Quartz and Calcium in typical Soils

Quartz % Other than quartz % Calcium %
Barnes silt loam, South Dakota 70 30 .90
Clarion silt loam, Iowa 66 34 .70
Cisne silt loam, southern Illinois 73.2 26.8 .40
Lufkin silt loam, Mississippi 87.8 12.2 .25

 

According to the data, these soils carry a calcium reserve–and possibly a corresponding reserve of other nutrients–in the silt fraction, or the rock fraction, that varies widely. Our less weathered soils bid fair to carry us into the future, because they have a fertility reserve in these minerals. This reserve also represents more productivity at the present time.

The clay and the organic matter are the agencies that are active in moving soil fertility from the mineral reserve in the rock residues of the soil to the crop roots. The fertility supply on the clay alone will serve but a few crops. The supply in the organic matter is also only temporal. It is in the rock and better fragments left as silt and sand sizes that the long-time, and better soil productivity resides. It is moved from these to the plant through the activity of the colloidal clay and the humus.

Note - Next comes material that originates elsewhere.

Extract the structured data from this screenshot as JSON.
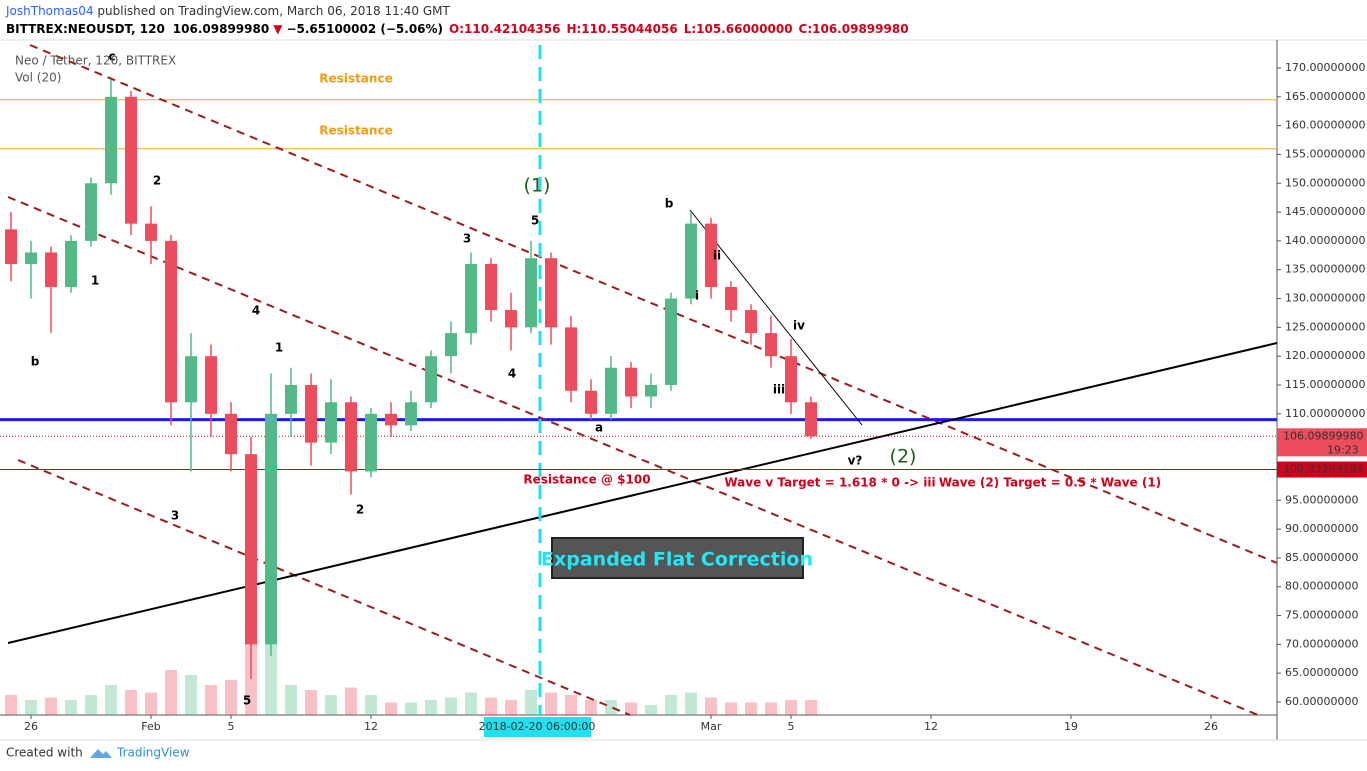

Water-insoluble materials like limestone or any rock products applied to the soil as fertilizer are also reserve materials handled in the same process. The hydrogen ion coming from the plant is passed to the clay and from it to the rock mineral to break it down. Its nutrient contents are taken by the clay and passed back to the plant. Lime rock applied to soil does modify the acidity some, but is really a fertilizer because of acidity.

Here in this soil mechanism is a case of truly “passing the ammunition” when soil fertility in the rock residues is passed by the colloid to the root and is being fabricated into the food to win the war. It is this passing of the ammunition by which we manage our soils wisely for maximum crop production with maximum soil and soil fertility conservation. Our understanding of how the rocks of the soil can feed the crops gives us the fundamentals in plant nutrition on which efficient agriculture and food production must really rest.